TRANSLATING CLIMATE-ORIENTED PROFESSIONAL DEVELOPMENT EXPERIENCES INTO LIBERAL ART EDUCATION VIA CONTENT EMBEDDING ACROSS CURRICULUM

St. Thomas University is a four-year liberal art college and a minority serving institution with a predominantly Hispanic population. For three consecutive semesters Physical Science general education courses were not offered and were instead substituted with computer technology training. In this academic climate, an important question for STEM faculty is how can climate awareness and quantitative literacy best be taught to support our students as future decision makers? In an exploratory pilot experience at the level of the School of Science for the last three semesters, a group of topics based on materials discussed in the Climate Diversity Project as well as in MSI-REaCH program were explored for potential translation into the existing courses/curriculum.
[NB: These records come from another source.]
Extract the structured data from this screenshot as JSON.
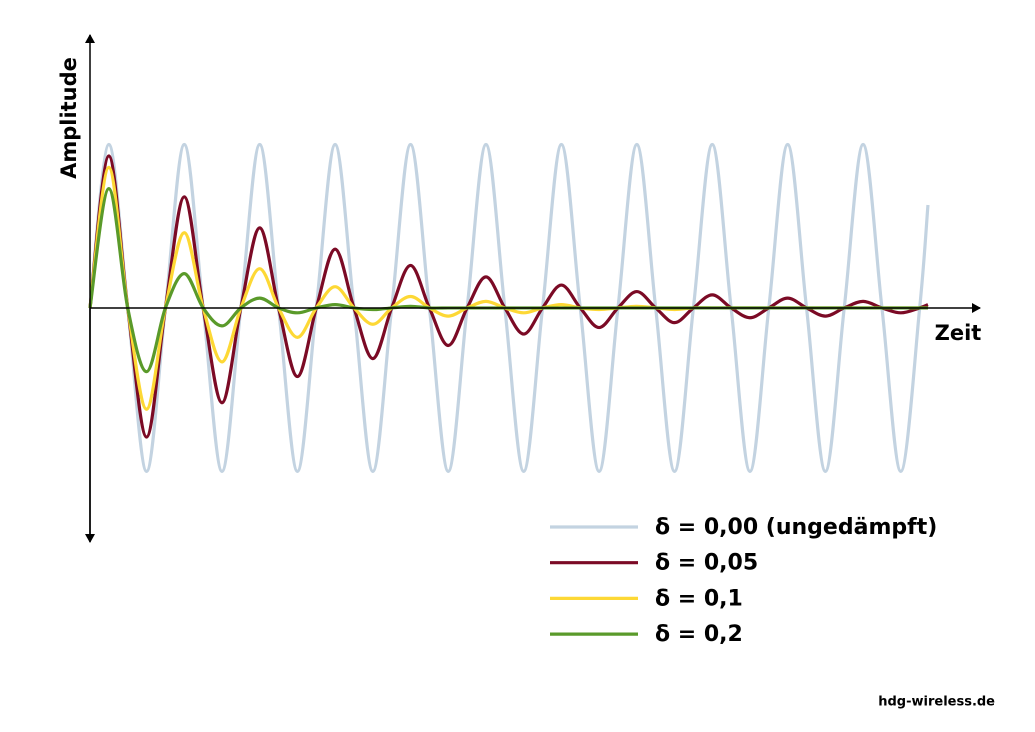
{
  "chart_data": {
    "type": "line",
    "x_label": "Zeit",
    "y_label": "Amplitude",
    "credit": "hdg-wireless.de",
    "xlim": [
      0,
      11.8
    ],
    "ylim": [
      -1.42,
      1.67
    ],
    "legend": "lower right",
    "x": [
      0,
      0.25,
      0.5,
      0.75,
      1,
      1.25,
      1.5,
      1.75,
      2,
      2.25,
      2.5,
      2.75,
      3,
      3.25,
      3.5,
      3.75,
      4,
      4.25,
      4.5,
      4.75,
      5,
      5.25,
      5.5,
      5.75,
      6,
      6.25,
      6.5,
      6.75,
      7,
      7.25,
      7.5,
      7.75,
      8,
      8.25,
      8.5,
      8.75,
      9,
      9.25,
      9.5,
      9.75,
      10,
      10.25,
      10.5,
      10.75,
      11,
      11.11
    ],
    "series": [
      {
        "name": "δ = 0,00 (ungedämpft)",
        "color": "#c3d3e1",
        "values": [
          0,
          1,
          0,
          -1,
          0,
          1,
          0,
          -1,
          0,
          1,
          0,
          -1,
          0,
          1,
          0,
          -1,
          0,
          1,
          0,
          -1,
          0,
          1,
          0,
          -1,
          0,
          1,
          0,
          -1,
          0,
          1,
          0,
          -1,
          0,
          1,
          0,
          -1,
          0,
          1,
          0,
          -1,
          0,
          1,
          0,
          -1,
          0,
          0.63
        ]
      },
      {
        "name": "δ = 0,05",
        "color": "#7b0a25",
        "values": [
          0,
          0.93,
          0,
          -0.79,
          0,
          0.68,
          0,
          -0.58,
          0,
          0.49,
          0,
          -0.42,
          0,
          0.36,
          0,
          -0.31,
          0,
          0.26,
          0,
          -0.23,
          0,
          0.19,
          0,
          -0.16,
          0,
          0.14,
          0,
          -0.12,
          0,
          0.1,
          0,
          -0.09,
          0,
          0.08,
          0,
          -0.06,
          0,
          0.06,
          0,
          -0.05,
          0,
          0.04,
          0,
          -0.03,
          0,
          0.02
        ]
      },
      {
        "name": "δ = 0,1",
        "color": "#fdd835",
        "values": [
          0,
          0.86,
          0,
          -0.62,
          0,
          0.46,
          0,
          -0.33,
          0,
          0.24,
          0,
          -0.18,
          0,
          0.13,
          0,
          -0.1,
          0,
          0.07,
          0,
          -0.05,
          0,
          0.04,
          0,
          -0.03,
          0,
          0.02,
          0,
          -0.01,
          0,
          0.01,
          0,
          -0.01,
          0,
          0,
          0,
          0,
          0,
          0,
          0,
          0,
          0,
          0,
          0,
          0,
          0,
          0
        ]
      },
      {
        "name": "δ = 0,2",
        "color": "#5a9a2a",
        "values": [
          0,
          0.73,
          0,
          -0.39,
          0,
          0.21,
          0,
          -0.11,
          0,
          0.06,
          0,
          -0.03,
          0,
          0.02,
          0,
          -0.01,
          0,
          0.01,
          0,
          0,
          0,
          0,
          0,
          0,
          0,
          0,
          0,
          0,
          0,
          0,
          0,
          0,
          0,
          0,
          0,
          0,
          0,
          0,
          0,
          0,
          0,
          0,
          0,
          0,
          0,
          0
        ]
      }
    ]
  }
}
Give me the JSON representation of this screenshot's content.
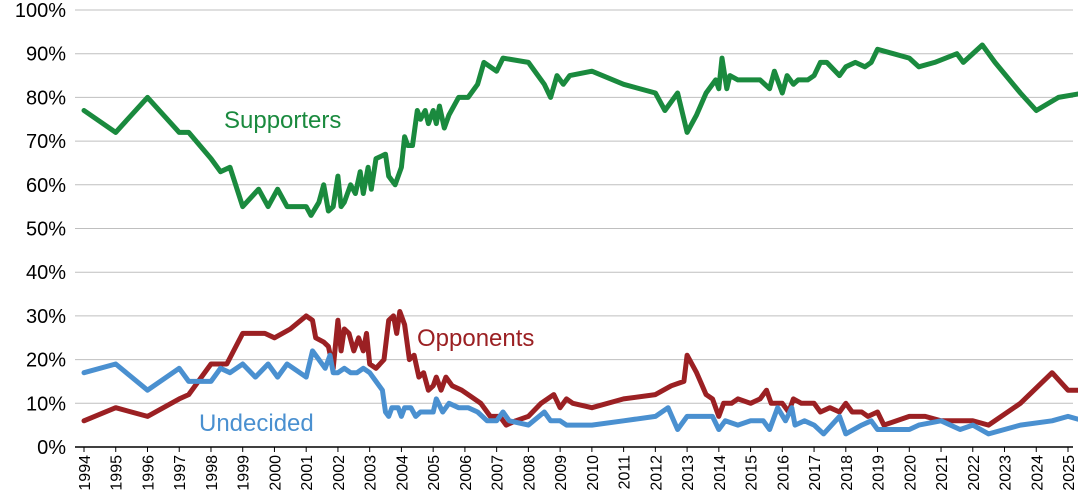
{
  "chart_data": {
    "type": "line",
    "title": "",
    "xlabel": "",
    "ylabel": "",
    "xlim": [
      1994,
      2025
    ],
    "ylim": [
      0,
      100
    ],
    "y_tick_format": "percent",
    "y_ticks": [
      "0%",
      "10%",
      "20%",
      "30%",
      "40%",
      "50%",
      "60%",
      "70%",
      "80%",
      "90%",
      "100%"
    ],
    "x_ticks": [
      "1994",
      "1995",
      "1996",
      "1997",
      "1998",
      "1999",
      "2000",
      "2001",
      "2002",
      "2003",
      "2004",
      "2005",
      "2006",
      "2007",
      "2008",
      "2009",
      "2010",
      "2011",
      "2012",
      "2013",
      "2014",
      "2015",
      "2016",
      "2017",
      "2018",
      "2019",
      "2020",
      "2021",
      "2022",
      "2023",
      "2024",
      "2025"
    ],
    "grid": "horizontal",
    "legend": "inline labels",
    "series": [
      {
        "name": "Supporters",
        "color": "#1a8a3e",
        "points": [
          [
            1994.0,
            77
          ],
          [
            1995.0,
            72
          ],
          [
            1996.0,
            80
          ],
          [
            1997.0,
            72
          ],
          [
            1997.3,
            72
          ],
          [
            1998.0,
            66
          ],
          [
            1998.3,
            63
          ],
          [
            1998.6,
            64
          ],
          [
            1999.0,
            55
          ],
          [
            1999.5,
            59
          ],
          [
            1999.8,
            55
          ],
          [
            2000.1,
            59
          ],
          [
            2000.4,
            55
          ],
          [
            2001.0,
            55
          ],
          [
            2001.15,
            53
          ],
          [
            2001.4,
            56
          ],
          [
            2001.55,
            60
          ],
          [
            2001.7,
            54
          ],
          [
            2001.85,
            55
          ],
          [
            2002.0,
            62
          ],
          [
            2002.1,
            55
          ],
          [
            2002.2,
            56
          ],
          [
            2002.4,
            60
          ],
          [
            2002.55,
            58
          ],
          [
            2002.7,
            63
          ],
          [
            2002.8,
            58
          ],
          [
            2002.95,
            64
          ],
          [
            2003.05,
            59
          ],
          [
            2003.2,
            66
          ],
          [
            2003.5,
            67
          ],
          [
            2003.6,
            62
          ],
          [
            2003.8,
            60
          ],
          [
            2004.0,
            64
          ],
          [
            2004.1,
            71
          ],
          [
            2004.2,
            69
          ],
          [
            2004.35,
            69
          ],
          [
            2004.5,
            77
          ],
          [
            2004.6,
            75
          ],
          [
            2004.75,
            77
          ],
          [
            2004.85,
            74
          ],
          [
            2005.0,
            77
          ],
          [
            2005.1,
            74
          ],
          [
            2005.2,
            78
          ],
          [
            2005.35,
            73
          ],
          [
            2005.5,
            76
          ],
          [
            2005.8,
            80
          ],
          [
            2006.1,
            80
          ],
          [
            2006.4,
            83
          ],
          [
            2006.6,
            88
          ],
          [
            2007.0,
            86
          ],
          [
            2007.2,
            89
          ],
          [
            2008.0,
            88
          ],
          [
            2008.5,
            83
          ],
          [
            2008.7,
            80
          ],
          [
            2008.9,
            85
          ],
          [
            2009.1,
            83
          ],
          [
            2009.3,
            85
          ],
          [
            2010.0,
            86
          ],
          [
            2011.0,
            83
          ],
          [
            2012.0,
            81
          ],
          [
            2012.3,
            77
          ],
          [
            2012.7,
            81
          ],
          [
            2013.0,
            72
          ],
          [
            2013.3,
            76
          ],
          [
            2013.6,
            81
          ],
          [
            2013.9,
            84
          ],
          [
            2014.0,
            82
          ],
          [
            2014.1,
            89
          ],
          [
            2014.25,
            82
          ],
          [
            2014.35,
            85
          ],
          [
            2014.6,
            84
          ],
          [
            2015.0,
            84
          ],
          [
            2015.3,
            84
          ],
          [
            2015.6,
            82
          ],
          [
            2015.75,
            86
          ],
          [
            2016.0,
            81
          ],
          [
            2016.15,
            85
          ],
          [
            2016.35,
            83
          ],
          [
            2016.5,
            84
          ],
          [
            2016.8,
            84
          ],
          [
            2017.0,
            85
          ],
          [
            2017.2,
            88
          ],
          [
            2017.4,
            88
          ],
          [
            2017.8,
            85
          ],
          [
            2018.0,
            87
          ],
          [
            2018.3,
            88
          ],
          [
            2018.6,
            87
          ],
          [
            2018.8,
            88
          ],
          [
            2019.0,
            91
          ],
          [
            2019.5,
            90
          ],
          [
            2020.0,
            89
          ],
          [
            2020.3,
            87
          ],
          [
            2020.8,
            88
          ],
          [
            2021.5,
            90
          ],
          [
            2021.7,
            88
          ],
          [
            2022.3,
            92
          ],
          [
            2022.7,
            88
          ],
          [
            2023.5,
            81
          ],
          [
            2024.0,
            77
          ],
          [
            2024.7,
            80
          ],
          [
            2025.5,
            81
          ]
        ]
      },
      {
        "name": "Opponents",
        "color": "#9b2023",
        "points": [
          [
            1994.0,
            6
          ],
          [
            1995.0,
            9
          ],
          [
            1996.0,
            7
          ],
          [
            1997.0,
            11
          ],
          [
            1997.3,
            12
          ],
          [
            1998.0,
            19
          ],
          [
            1998.5,
            19
          ],
          [
            1999.0,
            26
          ],
          [
            1999.7,
            26
          ],
          [
            2000.0,
            25
          ],
          [
            2000.5,
            27
          ],
          [
            2001.0,
            30
          ],
          [
            2001.2,
            29
          ],
          [
            2001.3,
            25
          ],
          [
            2001.55,
            24
          ],
          [
            2001.7,
            23
          ],
          [
            2001.85,
            18
          ],
          [
            2002.0,
            29
          ],
          [
            2002.1,
            22
          ],
          [
            2002.2,
            27
          ],
          [
            2002.35,
            26
          ],
          [
            2002.5,
            22
          ],
          [
            2002.65,
            25
          ],
          [
            2002.8,
            22
          ],
          [
            2002.9,
            26
          ],
          [
            2003.0,
            19
          ],
          [
            2003.2,
            18
          ],
          [
            2003.45,
            20
          ],
          [
            2003.6,
            29
          ],
          [
            2003.75,
            30
          ],
          [
            2003.85,
            26
          ],
          [
            2003.95,
            31
          ],
          [
            2004.1,
            28
          ],
          [
            2004.25,
            20
          ],
          [
            2004.4,
            21
          ],
          [
            2004.55,
            16
          ],
          [
            2004.7,
            17
          ],
          [
            2004.85,
            13
          ],
          [
            2005.0,
            14
          ],
          [
            2005.1,
            16
          ],
          [
            2005.25,
            13
          ],
          [
            2005.4,
            16
          ],
          [
            2005.6,
            14
          ],
          [
            2005.9,
            13
          ],
          [
            2006.1,
            12
          ],
          [
            2006.5,
            10
          ],
          [
            2006.8,
            7
          ],
          [
            2007.1,
            7
          ],
          [
            2007.3,
            5
          ],
          [
            2007.6,
            6
          ],
          [
            2008.0,
            7
          ],
          [
            2008.4,
            10
          ],
          [
            2008.8,
            12
          ],
          [
            2009.0,
            9
          ],
          [
            2009.2,
            11
          ],
          [
            2009.4,
            10
          ],
          [
            2010.0,
            9
          ],
          [
            2011.0,
            11
          ],
          [
            2012.0,
            12
          ],
          [
            2012.5,
            14
          ],
          [
            2012.9,
            15
          ],
          [
            2013.0,
            21
          ],
          [
            2013.3,
            17
          ],
          [
            2013.6,
            12
          ],
          [
            2013.8,
            11
          ],
          [
            2014.0,
            7
          ],
          [
            2014.15,
            10
          ],
          [
            2014.4,
            10
          ],
          [
            2014.6,
            11
          ],
          [
            2015.0,
            10
          ],
          [
            2015.3,
            11
          ],
          [
            2015.5,
            13
          ],
          [
            2015.65,
            10
          ],
          [
            2016.0,
            10
          ],
          [
            2016.2,
            8
          ],
          [
            2016.35,
            11
          ],
          [
            2016.6,
            10
          ],
          [
            2017.0,
            10
          ],
          [
            2017.2,
            8
          ],
          [
            2017.5,
            9
          ],
          [
            2017.8,
            8
          ],
          [
            2018.0,
            10
          ],
          [
            2018.2,
            8
          ],
          [
            2018.5,
            8
          ],
          [
            2018.7,
            7
          ],
          [
            2019.0,
            8
          ],
          [
            2019.2,
            5
          ],
          [
            2020.0,
            7
          ],
          [
            2020.5,
            7
          ],
          [
            2021.0,
            6
          ],
          [
            2022.0,
            6
          ],
          [
            2022.5,
            5
          ],
          [
            2023.5,
            10
          ],
          [
            2024.5,
            17
          ],
          [
            2025.0,
            13
          ],
          [
            2025.5,
            13
          ]
        ]
      },
      {
        "name": "Undecided",
        "color": "#4a90d0",
        "points": [
          [
            1994.0,
            17
          ],
          [
            1995.0,
            19
          ],
          [
            1996.0,
            13
          ],
          [
            1997.0,
            18
          ],
          [
            1997.3,
            15
          ],
          [
            1998.0,
            15
          ],
          [
            1998.3,
            18
          ],
          [
            1998.6,
            17
          ],
          [
            1999.0,
            19
          ],
          [
            1999.4,
            16
          ],
          [
            1999.8,
            19
          ],
          [
            2000.1,
            16
          ],
          [
            2000.4,
            19
          ],
          [
            2001.0,
            16
          ],
          [
            2001.2,
            22
          ],
          [
            2001.4,
            20
          ],
          [
            2001.6,
            18
          ],
          [
            2001.75,
            21
          ],
          [
            2001.85,
            17
          ],
          [
            2002.0,
            17
          ],
          [
            2002.2,
            18
          ],
          [
            2002.4,
            17
          ],
          [
            2002.6,
            17
          ],
          [
            2002.8,
            18
          ],
          [
            2003.0,
            17
          ],
          [
            2003.2,
            15
          ],
          [
            2003.4,
            13
          ],
          [
            2003.5,
            8
          ],
          [
            2003.6,
            7
          ],
          [
            2003.7,
            9
          ],
          [
            2003.9,
            9
          ],
          [
            2004.0,
            7
          ],
          [
            2004.1,
            9
          ],
          [
            2004.3,
            9
          ],
          [
            2004.45,
            7
          ],
          [
            2004.6,
            8
          ],
          [
            2004.8,
            8
          ],
          [
            2005.0,
            8
          ],
          [
            2005.1,
            11
          ],
          [
            2005.3,
            8
          ],
          [
            2005.5,
            10
          ],
          [
            2005.8,
            9
          ],
          [
            2006.1,
            9
          ],
          [
            2006.4,
            8
          ],
          [
            2006.7,
            6
          ],
          [
            2007.0,
            6
          ],
          [
            2007.2,
            8
          ],
          [
            2007.4,
            6
          ],
          [
            2008.0,
            5
          ],
          [
            2008.5,
            8
          ],
          [
            2008.7,
            6
          ],
          [
            2009.0,
            6
          ],
          [
            2009.2,
            5
          ],
          [
            2010.0,
            5
          ],
          [
            2011.0,
            6
          ],
          [
            2012.0,
            7
          ],
          [
            2012.4,
            9
          ],
          [
            2012.7,
            4
          ],
          [
            2013.0,
            7
          ],
          [
            2013.4,
            7
          ],
          [
            2013.8,
            7
          ],
          [
            2014.0,
            4
          ],
          [
            2014.2,
            6
          ],
          [
            2014.6,
            5
          ],
          [
            2015.0,
            6
          ],
          [
            2015.4,
            6
          ],
          [
            2015.6,
            4
          ],
          [
            2015.85,
            9
          ],
          [
            2016.1,
            6
          ],
          [
            2016.3,
            9
          ],
          [
            2016.4,
            5
          ],
          [
            2016.7,
            6
          ],
          [
            2017.0,
            5
          ],
          [
            2017.3,
            3
          ],
          [
            2017.8,
            7
          ],
          [
            2018.0,
            3
          ],
          [
            2018.5,
            5
          ],
          [
            2018.8,
            6
          ],
          [
            2019.0,
            4
          ],
          [
            2020.0,
            4
          ],
          [
            2020.3,
            5
          ],
          [
            2021.0,
            6
          ],
          [
            2021.6,
            4
          ],
          [
            2022.0,
            5
          ],
          [
            2022.5,
            3
          ],
          [
            2023.5,
            5
          ],
          [
            2024.5,
            6
          ],
          [
            2025.0,
            7
          ],
          [
            2025.5,
            6
          ]
        ]
      }
    ]
  }
}
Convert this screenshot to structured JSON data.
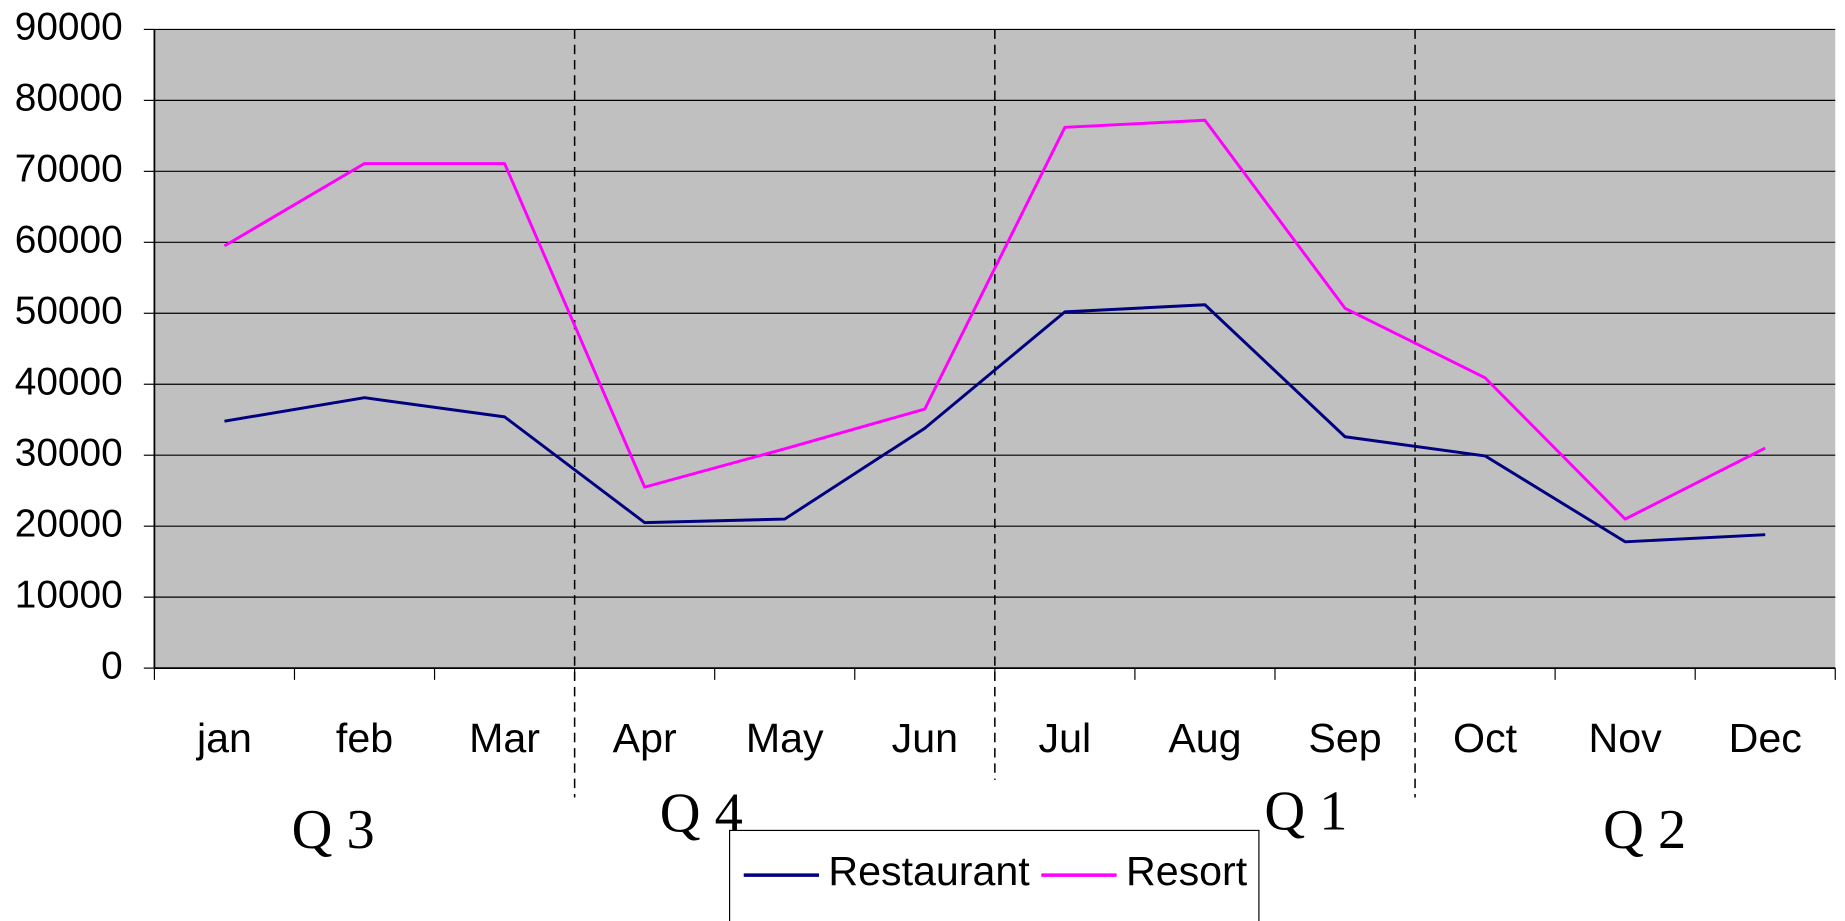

As a result, the more feasible in our conditions were: (1) Climate and weather motivated exercises and case discussions adapted from above mentioned workshops were introduced into the curriculum of Calculus, Statistics, College and University Physics and Differential Equations as well as in General Chemistry and Biology which are part of the requirements students have to complete in order to graduate, (2) Summer Research Internships with undergraduate research projects that focus on the potential impacts of changing weather conditions on plants, human health, and weather-society relationships, and (3) Integration of datasets from a variety of sources into above-mentioned courses. This integrated and data rich approach required an interdisciplinary effort to teaching, a database-driven and computer assisted education, a better understanding of the associations between student expectations, job market expectations, and skills to be developed, and a strong professional development from the end of Faculty involved in all these changes. After a year and a half of transition to alternative solutions, about 60 % of junior and senior STEM majors are able to work with R-software, while a minor percent (about 30%) of non STEM majors started being introduced into it. Some students can already perform comprehensive statistical analysis of time series, differentiating short-term variations from long term ones, do entry level modeling and coding, and are able to establish associations between physical, economic, and societal variables.